Monday, April 07, 2008

Greek Meatballs

We were hungry for Greek food tonight so I decided to make some Greek meatballs. I remember reading about them in the New York Times a while ago. I decided to make some based on the recipe in the New York Times article. I


Greek Meatballs

Soutzoukakia Smyrneika


Sauce


2 tablespoons olive oil
1/3 cup finely chopped onion
1 garlic clove, minced
1 pound fresh tomatoes, peeled
1 T tomato paste
1/4 cup dry white wine
Pinch of sugar
Salt and ground black pepper
3/4 teaspoon hot red pepper flakes
1/2 tablespoon butter

Meatballs


1 pound hamburger
1/3 cup finely chopped onion
1 large garlic clove, minced
2 1/2 teaspoons ground cumin
1 1/2 teaspoons paprika
1/4 teaspoon ground allspice
1/4 teaspoon freshly ground nutmeg
1/4 t cinnamon
Salt and ground black pepper
1 large egg
2 tablespoons dry white wine
1/3 cup fine dry bread crumbs
1 to 2 tablespoons extra-virgin olive oil

1. For the sauce:

To peel tomatoes just heat a pot of water to a boil. Drop in the tomatoes and boil for a minute or so. Then scoop the tomatoes out of the boiling water and drop them in ice water.

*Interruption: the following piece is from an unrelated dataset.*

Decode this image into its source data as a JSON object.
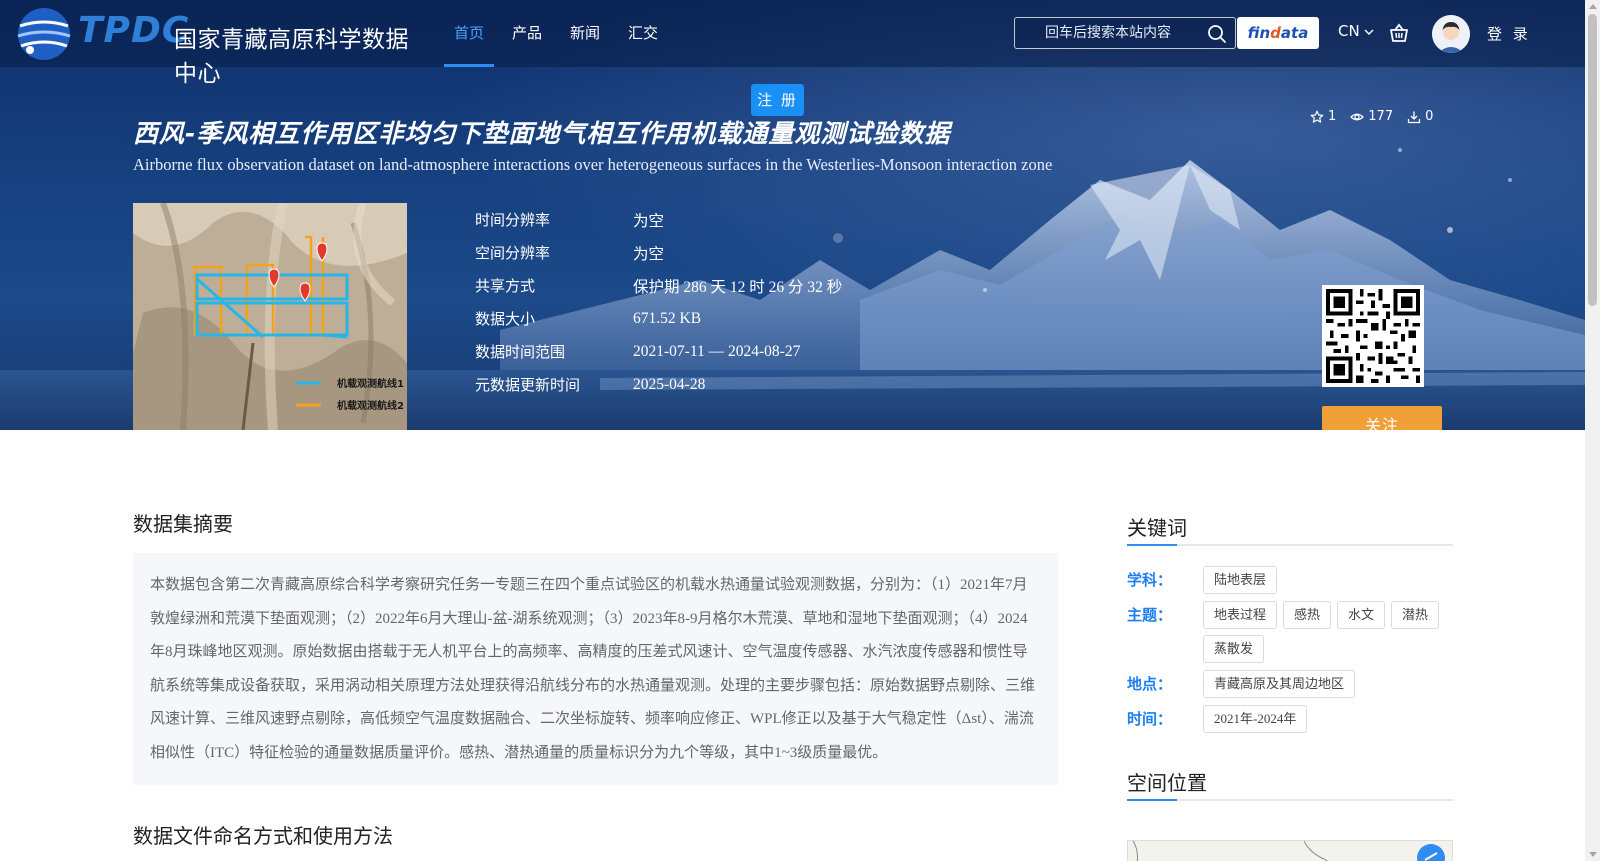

In a medium saucepan over medium heat, heat olive oil and sauté onion until soft. Stir in garlic and tomato paste. Add the peeled tomatoes, squeezing tomatoes to break them up.

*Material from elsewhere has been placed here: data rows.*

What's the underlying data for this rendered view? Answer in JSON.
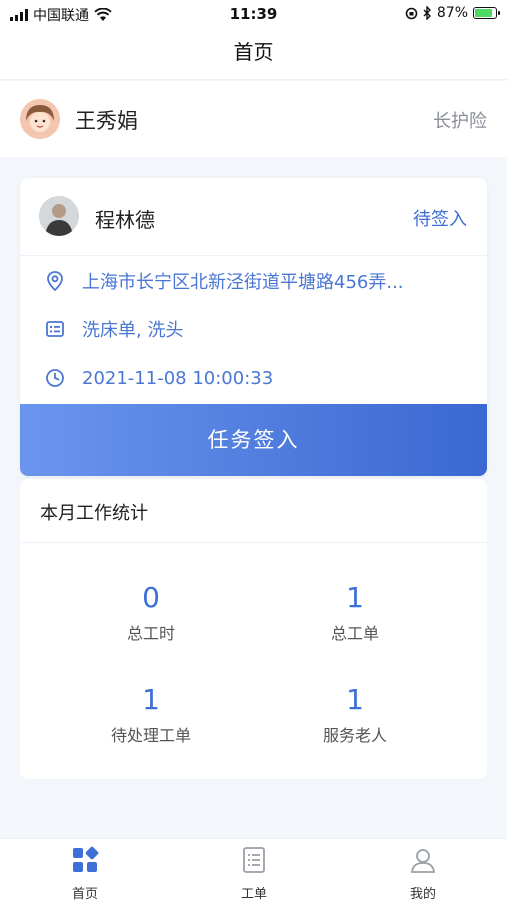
{
  "status_bar": {
    "carrier": "中国联通",
    "time": "11:39",
    "battery": "87%"
  },
  "nav": {
    "title": "首页"
  },
  "user": {
    "name": "王秀娟",
    "insurance": "长护险"
  },
  "task": {
    "worker_name": "程林德",
    "status": "待签入",
    "address": "上海市长宁区北新泾街道平塘路456弄...",
    "services": "洗床单, 洗头",
    "datetime": "2021-11-08 10:00:33",
    "checkin_label": "任务签入"
  },
  "stats": {
    "title": "本月工作统计",
    "items": [
      {
        "value": "0",
        "label": "总工时"
      },
      {
        "value": "1",
        "label": "总工单"
      },
      {
        "value": "1",
        "label": "待处理工单"
      },
      {
        "value": "1",
        "label": "服务老人"
      }
    ]
  },
  "tabs": [
    {
      "label": "首页",
      "icon": "home-grid-icon",
      "active": true
    },
    {
      "label": "工单",
      "icon": "list-document-icon",
      "active": false
    },
    {
      "label": "我的",
      "icon": "person-icon",
      "active": false
    }
  ],
  "colors": {
    "accent": "#3e6fd6",
    "button_start": "#6a95ee",
    "button_end": "#3b68d2",
    "background": "#f3f6fa"
  }
}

Bring to a boil. Add wine and sugar, and season to taste with salt and pepper. Reduce heat to low and simmer uncovered until just starting to get thick, about 20 minutes. Add pepper flakes and butter, simmer 1 to 2 minutes.

At this point you can run the sauce through a strainer or leave it alone, depending on if you want tomato seeds in the sauce or not.



2. For the meatballs: Heat oven to 350 degrees. In a large mixing bowl dump all of the meatball ingredients and stir until very well combined. Mix in enough extra-virgin olive oil to make mixture glossy and elastic.
3. Shape meat mixture into meatballs and place on an oiled tin foil lined cookie sheet. Bake at 350 for 1/2 hour until done.

4. Lightly oil an 8-by-10-inch shallow casserole, or other baking dish in which meatballs will fit in a single layer. Pour sauce evenly on top of meat, and bake until lightly browned on top, about 20-30 minutes.